Second, you apply your namespace by using it instead of an access control specifier in a
property or method declaration. The following example places a function named
myFunction() into the version1 namespace:

version1 function myFunction() {}

Third, once you’ve applied the namespace, you can reference it with the use directive or by
qualifying the name of an identifier with a namespace. The following example references the
myFunction() function through the use directive:

use namespace version1;
myFunction();

You can also use a qualified name to reference the myFunction() function, as the following
example shows:

version1::myFunction();

What this doesn't cover is how to create namespaces, and URIs. The help documentation has two types of namespaces, that primarily used for XML and that used for actionscript visibility even though underlying they are probably the same thing. It took me an hour to figure out how to figure out how flash_proxy namespace was implemented, as that's not covered directly.

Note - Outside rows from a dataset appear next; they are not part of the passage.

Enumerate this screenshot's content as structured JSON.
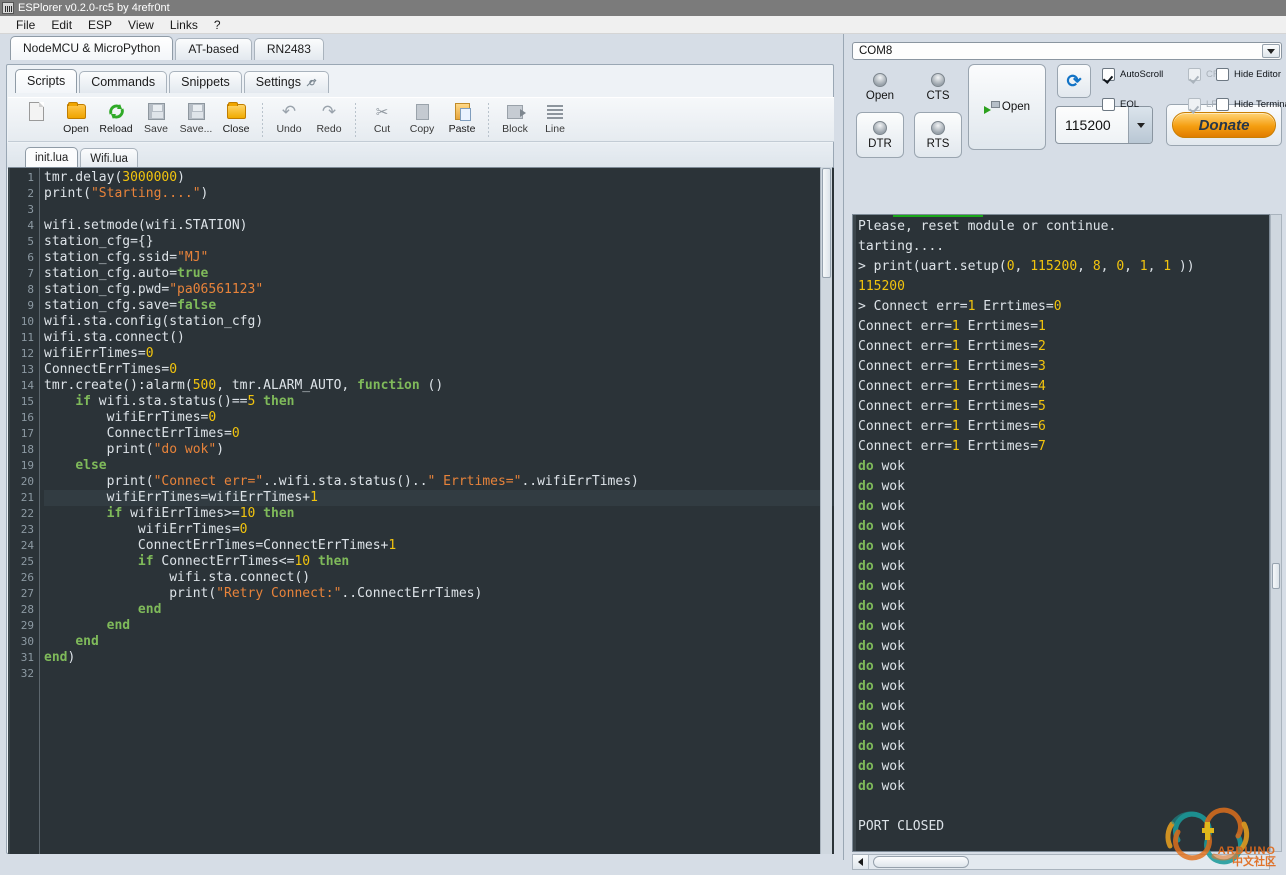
{
  "window": {
    "title": "ESPlorer v0.2.0-rc5 by 4refr0nt",
    "icon": "app-icon"
  },
  "menubar": [
    "File",
    "Edit",
    "ESP",
    "View",
    "Links",
    "?"
  ],
  "top_tabs": [
    {
      "label": "NodeMCU & MicroPython",
      "active": true
    },
    {
      "label": "AT-based",
      "active": false
    },
    {
      "label": "RN2483",
      "active": false
    }
  ],
  "sub_tabs": [
    {
      "label": "Scripts",
      "active": true
    },
    {
      "label": "Commands",
      "active": false
    },
    {
      "label": "Snippets",
      "active": false
    },
    {
      "label": "Settings",
      "active": false,
      "icon": "wrench-icon"
    }
  ],
  "toolbar": [
    {
      "label": "",
      "icon": "new-file-icon",
      "enabled": true
    },
    {
      "label": "Open",
      "icon": "folder-open-icon",
      "enabled": true
    },
    {
      "label": "Reload",
      "icon": "reload-icon",
      "enabled": true
    },
    {
      "label": "Save",
      "icon": "save-icon",
      "enabled": false
    },
    {
      "label": "Save...",
      "icon": "save-as-icon",
      "enabled": false
    },
    {
      "label": "Close",
      "icon": "close-folder-icon",
      "enabled": true
    },
    {
      "label": "Undo",
      "icon": "undo-icon",
      "enabled": false
    },
    {
      "label": "Redo",
      "icon": "redo-icon",
      "enabled": false
    },
    {
      "label": "Cut",
      "icon": "scissors-icon",
      "enabled": false
    },
    {
      "label": "Copy",
      "icon": "copy-icon",
      "enabled": false
    },
    {
      "label": "Paste",
      "icon": "paste-icon",
      "enabled": true
    },
    {
      "label": "Block",
      "icon": "send-block-icon",
      "enabled": false
    },
    {
      "label": "Line",
      "icon": "send-line-icon",
      "enabled": false
    }
  ],
  "file_tabs": [
    {
      "label": "init.lua",
      "active": true
    },
    {
      "label": "Wifi.lua",
      "active": false
    }
  ],
  "editor": {
    "current_line": 21,
    "total_lines": 32,
    "lines": [
      {
        "n": 1,
        "tokens": [
          {
            "t": "nm",
            "v": "tmr.delay("
          },
          {
            "t": "n",
            "v": "3000000"
          },
          {
            "t": "nm",
            "v": ")"
          }
        ]
      },
      {
        "n": 2,
        "tokens": [
          {
            "t": "nm",
            "v": "print("
          },
          {
            "t": "s",
            "v": "\"Starting....\""
          },
          {
            "t": "nm",
            "v": ")"
          }
        ]
      },
      {
        "n": 3,
        "tokens": []
      },
      {
        "n": 4,
        "tokens": [
          {
            "t": "nm",
            "v": "wifi.setmode(wifi.STATION)"
          }
        ]
      },
      {
        "n": 5,
        "tokens": [
          {
            "t": "nm",
            "v": "station_cfg={}"
          }
        ]
      },
      {
        "n": 6,
        "tokens": [
          {
            "t": "nm",
            "v": "station_cfg.ssid="
          },
          {
            "t": "s",
            "v": "\"MJ\""
          }
        ]
      },
      {
        "n": 7,
        "tokens": [
          {
            "t": "nm",
            "v": "station_cfg.auto="
          },
          {
            "t": "k",
            "v": "true"
          }
        ]
      },
      {
        "n": 8,
        "tokens": [
          {
            "t": "nm",
            "v": "station_cfg.pwd="
          },
          {
            "t": "s",
            "v": "\"pa06561123\""
          }
        ]
      },
      {
        "n": 9,
        "tokens": [
          {
            "t": "nm",
            "v": "station_cfg.save="
          },
          {
            "t": "k",
            "v": "false"
          }
        ]
      },
      {
        "n": 10,
        "tokens": [
          {
            "t": "nm",
            "v": "wifi.sta.config(station_cfg)"
          }
        ]
      },
      {
        "n": 11,
        "tokens": [
          {
            "t": "nm",
            "v": "wifi.sta.connect()"
          }
        ]
      },
      {
        "n": 12,
        "tokens": [
          {
            "t": "nm",
            "v": "wifiErrTimes="
          },
          {
            "t": "n",
            "v": "0"
          }
        ]
      },
      {
        "n": 13,
        "tokens": [
          {
            "t": "nm",
            "v": "ConnectErrTimes="
          },
          {
            "t": "n",
            "v": "0"
          }
        ]
      },
      {
        "n": 14,
        "tokens": [
          {
            "t": "nm",
            "v": "tmr.create():alarm("
          },
          {
            "t": "n",
            "v": "500"
          },
          {
            "t": "nm",
            "v": ", tmr.ALARM_AUTO, "
          },
          {
            "t": "k",
            "v": "function"
          },
          {
            "t": "nm",
            "v": " ()"
          }
        ]
      },
      {
        "n": 15,
        "tokens": [
          {
            "t": "nm",
            "v": "    "
          },
          {
            "t": "k",
            "v": "if"
          },
          {
            "t": "nm",
            "v": " wifi.sta.status()=="
          },
          {
            "t": "n",
            "v": "5"
          },
          {
            "t": "nm",
            "v": " "
          },
          {
            "t": "k",
            "v": "then"
          }
        ]
      },
      {
        "n": 16,
        "tokens": [
          {
            "t": "nm",
            "v": "        wifiErrTimes="
          },
          {
            "t": "n",
            "v": "0"
          }
        ]
      },
      {
        "n": 17,
        "tokens": [
          {
            "t": "nm",
            "v": "        ConnectErrTimes="
          },
          {
            "t": "n",
            "v": "0"
          }
        ]
      },
      {
        "n": 18,
        "tokens": [
          {
            "t": "nm",
            "v": "        print("
          },
          {
            "t": "s",
            "v": "\"do wok\""
          },
          {
            "t": "nm",
            "v": ")"
          }
        ]
      },
      {
        "n": 19,
        "tokens": [
          {
            "t": "nm",
            "v": "    "
          },
          {
            "t": "k",
            "v": "else"
          }
        ]
      },
      {
        "n": 20,
        "tokens": [
          {
            "t": "nm",
            "v": "        print("
          },
          {
            "t": "s",
            "v": "\"Connect err=\""
          },
          {
            "t": "nm",
            "v": "..wifi.sta.status().."
          },
          {
            "t": "s",
            "v": "\" Errtimes=\""
          },
          {
            "t": "nm",
            "v": "..wifiErrTimes)"
          }
        ]
      },
      {
        "n": 21,
        "tokens": [
          {
            "t": "nm",
            "v": "        wifiErrTimes=wifiErrTimes+"
          },
          {
            "t": "n",
            "v": "1"
          }
        ]
      },
      {
        "n": 22,
        "tokens": [
          {
            "t": "nm",
            "v": "        "
          },
          {
            "t": "k",
            "v": "if"
          },
          {
            "t": "nm",
            "v": " wifiErrTimes>="
          },
          {
            "t": "n",
            "v": "10"
          },
          {
            "t": "nm",
            "v": " "
          },
          {
            "t": "k",
            "v": "then"
          }
        ]
      },
      {
        "n": 23,
        "tokens": [
          {
            "t": "nm",
            "v": "            wifiErrTimes="
          },
          {
            "t": "n",
            "v": "0"
          }
        ]
      },
      {
        "n": 24,
        "tokens": [
          {
            "t": "nm",
            "v": "            ConnectErrTimes=ConnectErrTimes+"
          },
          {
            "t": "n",
            "v": "1"
          }
        ]
      },
      {
        "n": 25,
        "tokens": [
          {
            "t": "nm",
            "v": "            "
          },
          {
            "t": "k",
            "v": "if"
          },
          {
            "t": "nm",
            "v": " ConnectErrTimes<="
          },
          {
            "t": "n",
            "v": "10"
          },
          {
            "t": "nm",
            "v": " "
          },
          {
            "t": "k",
            "v": "then"
          }
        ]
      },
      {
        "n": 26,
        "tokens": [
          {
            "t": "nm",
            "v": "                wifi.sta.connect()"
          }
        ]
      },
      {
        "n": 27,
        "tokens": [
          {
            "t": "nm",
            "v": "                print("
          },
          {
            "t": "s",
            "v": "\"Retry Connect:\""
          },
          {
            "t": "nm",
            "v": "..ConnectErrTimes)"
          }
        ]
      },
      {
        "n": 28,
        "tokens": [
          {
            "t": "nm",
            "v": "            "
          },
          {
            "t": "k",
            "v": "end"
          }
        ]
      },
      {
        "n": 29,
        "tokens": [
          {
            "t": "nm",
            "v": "        "
          },
          {
            "t": "k",
            "v": "end"
          }
        ]
      },
      {
        "n": 30,
        "tokens": [
          {
            "t": "nm",
            "v": "    "
          },
          {
            "t": "k",
            "v": "end"
          }
        ]
      },
      {
        "n": 31,
        "tokens": [
          {
            "t": "k",
            "v": "end"
          },
          {
            "t": "nm",
            "v": ")"
          }
        ]
      },
      {
        "n": 32,
        "tokens": []
      }
    ]
  },
  "com": {
    "port": "COM8",
    "baud": "115200",
    "leds": [
      {
        "label": "Open",
        "state": "off"
      },
      {
        "label": "CTS",
        "state": "off"
      },
      {
        "label": "DTR",
        "state": "off"
      },
      {
        "label": "RTS",
        "state": "off"
      }
    ],
    "open_button": "Open",
    "refresh_icon": "refresh-icon",
    "donate_label": "Donate",
    "checkboxes": [
      {
        "label": "AutoScroll",
        "checked": true,
        "enabled": true
      },
      {
        "label": "EOL",
        "checked": false,
        "enabled": true
      },
      {
        "label": "CR",
        "checked": true,
        "enabled": false
      },
      {
        "label": "LF",
        "checked": true,
        "enabled": false
      },
      {
        "label": "Hide Editor",
        "checked": false,
        "enabled": true
      },
      {
        "label": "Hide Terminal",
        "checked": false,
        "enabled": true
      }
    ]
  },
  "terminal": {
    "lines": [
      [
        {
          "t": "nm",
          "v": "Please, reset module or continue."
        }
      ],
      [
        {
          "t": "nm",
          "v": "tarting...."
        }
      ],
      [
        {
          "t": "nm",
          "v": "> print(uart.setup("
        },
        {
          "t": "n",
          "v": "0"
        },
        {
          "t": "nm",
          "v": ", "
        },
        {
          "t": "n",
          "v": "115200"
        },
        {
          "t": "nm",
          "v": ", "
        },
        {
          "t": "n",
          "v": "8"
        },
        {
          "t": "nm",
          "v": ", "
        },
        {
          "t": "n",
          "v": "0"
        },
        {
          "t": "nm",
          "v": ", "
        },
        {
          "t": "n",
          "v": "1"
        },
        {
          "t": "nm",
          "v": ", "
        },
        {
          "t": "n",
          "v": "1"
        },
        {
          "t": "nm",
          "v": " ))"
        }
      ],
      [
        {
          "t": "n",
          "v": "115200"
        }
      ],
      [
        {
          "t": "nm",
          "v": "> Connect err="
        },
        {
          "t": "n",
          "v": "1"
        },
        {
          "t": "nm",
          "v": " Errtimes="
        },
        {
          "t": "n",
          "v": "0"
        }
      ],
      [
        {
          "t": "nm",
          "v": "Connect err="
        },
        {
          "t": "n",
          "v": "1"
        },
        {
          "t": "nm",
          "v": " Errtimes="
        },
        {
          "t": "n",
          "v": "1"
        }
      ],
      [
        {
          "t": "nm",
          "v": "Connect err="
        },
        {
          "t": "n",
          "v": "1"
        },
        {
          "t": "nm",
          "v": " Errtimes="
        },
        {
          "t": "n",
          "v": "2"
        }
      ],
      [
        {
          "t": "nm",
          "v": "Connect err="
        },
        {
          "t": "n",
          "v": "1"
        },
        {
          "t": "nm",
          "v": " Errtimes="
        },
        {
          "t": "n",
          "v": "3"
        }
      ],
      [
        {
          "t": "nm",
          "v": "Connect err="
        },
        {
          "t": "n",
          "v": "1"
        },
        {
          "t": "nm",
          "v": " Errtimes="
        },
        {
          "t": "n",
          "v": "4"
        }
      ],
      [
        {
          "t": "nm",
          "v": "Connect err="
        },
        {
          "t": "n",
          "v": "1"
        },
        {
          "t": "nm",
          "v": " Errtimes="
        },
        {
          "t": "n",
          "v": "5"
        }
      ],
      [
        {
          "t": "nm",
          "v": "Connect err="
        },
        {
          "t": "n",
          "v": "1"
        },
        {
          "t": "nm",
          "v": " Errtimes="
        },
        {
          "t": "n",
          "v": "6"
        }
      ],
      [
        {
          "t": "nm",
          "v": "Connect err="
        },
        {
          "t": "n",
          "v": "1"
        },
        {
          "t": "nm",
          "v": " Errtimes="
        },
        {
          "t": "n",
          "v": "7"
        }
      ],
      [
        {
          "t": "k",
          "v": "do"
        },
        {
          "t": "nm",
          "v": " wok"
        }
      ],
      [
        {
          "t": "k",
          "v": "do"
        },
        {
          "t": "nm",
          "v": " wok"
        }
      ],
      [
        {
          "t": "k",
          "v": "do"
        },
        {
          "t": "nm",
          "v": " wok"
        }
      ],
      [
        {
          "t": "k",
          "v": "do"
        },
        {
          "t": "nm",
          "v": " wok"
        }
      ],
      [
        {
          "t": "k",
          "v": "do"
        },
        {
          "t": "nm",
          "v": " wok"
        }
      ],
      [
        {
          "t": "k",
          "v": "do"
        },
        {
          "t": "nm",
          "v": " wok"
        }
      ],
      [
        {
          "t": "k",
          "v": "do"
        },
        {
          "t": "nm",
          "v": " wok"
        }
      ],
      [
        {
          "t": "k",
          "v": "do"
        },
        {
          "t": "nm",
          "v": " wok"
        }
      ],
      [
        {
          "t": "k",
          "v": "do"
        },
        {
          "t": "nm",
          "v": " wok"
        }
      ],
      [
        {
          "t": "k",
          "v": "do"
        },
        {
          "t": "nm",
          "v": " wok"
        }
      ],
      [
        {
          "t": "k",
          "v": "do"
        },
        {
          "t": "nm",
          "v": " wok"
        }
      ],
      [
        {
          "t": "k",
          "v": "do"
        },
        {
          "t": "nm",
          "v": " wok"
        }
      ],
      [
        {
          "t": "k",
          "v": "do"
        },
        {
          "t": "nm",
          "v": " wok"
        }
      ],
      [
        {
          "t": "k",
          "v": "do"
        },
        {
          "t": "nm",
          "v": " wok"
        }
      ],
      [
        {
          "t": "k",
          "v": "do"
        },
        {
          "t": "nm",
          "v": " wok"
        }
      ],
      [
        {
          "t": "k",
          "v": "do"
        },
        {
          "t": "nm",
          "v": " wok"
        }
      ],
      [
        {
          "t": "k",
          "v": "do"
        },
        {
          "t": "nm",
          "v": " wok"
        }
      ],
      [],
      [
        {
          "t": "nm",
          "v": "PORT CLOSED"
        }
      ]
    ]
  },
  "watermark": {
    "line1": "ARDUINO",
    "line2": "中文社区"
  },
  "colors": {
    "editor_bg": "#2b3338",
    "keyword": "#7fba5a",
    "string": "#e8833a",
    "number": "#f2c40e",
    "text": "#dde3e8",
    "donate_accent": "#f59e10",
    "led_off": "#9aa3ab",
    "terminal_marker": "#1aa81a"
  }
}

I created two folder/packages Test and Introspectable, Test containing the main executeable and Introspectable having a namespace, and a class that uses namespace to limit visibility for variables and such. My first goal was creating a namespace that is visible to multiple classes in multiple packages silmiar to flash_proxy, which was the trickiest part, as it's not a class. But rather AS3's somewhat unusual ability to import straight functions/etc. Similar to #include in AS2.
//FILE1: Introspectable/introspectable.as

package Introspectable {//note that default URIs are {package}.{namespace defined in this file}
//e.g. URI Introspectable.introspectable but I'm overriding it with URI of "com.troyworks.cogs"
public namespace introspectable = "com.troyworks.cogs";
}

//FILE2: Introspectable/

package Introspectable{
import Introspectable.introspectable;

public dynamic class IntrospectableObj {

introspectable var introVar:Number= 0;

introspectable function s_introspectable():void{
trace("Hello World from introspectable::s_introspectable");
}

//File3: Test/Test_DescribeType.as

package Test {
import flash.display.Sprite;
import flash.utils.describeType;
// import Introspectable.*;
import Introspectable.IntrospectableObj;
import Introspectable.introspectable;public class Test_DescribeType extends Sprite{

public function Test_DescribeType(){
super();
var intro:IntrospectableObj = new IntrospectableObj();
var desc:XML = describeType( intro);
trace("Test_DescribeType \r" + desc);
// use namespace introspectable;
intro.s_introspectable();

OUTPUT

note you can see the ones with the custom namespace in describe type, but since we haven't specified a namespace, calls will get an error 1006 'is not..'

TypeError: Error #1006: s_introspectable is not a function.
at Test::Test_DescribeType()[C:\DATA_SYNC\CodeProjects\Flash Work\as3 - introspection\Test;Test;DescribeType.as:28]
at [execute-queued]

Uncommenting the line

use namespace introspectable;

and running again allows the function to call successfully:

Test_DescribeType

variable name="introVar" type="Function" uri="com.troyworks.cogs"

method name="s_introspectable" declaredBy="Introspectable::IntrospectableObj" returnType="void" uri="com.troyworks.cogs"

Hello World from introspectable::s_introspectable

Which is the desired result of custom namespaced items that can be introspected and called but not without specifying the namespace up front.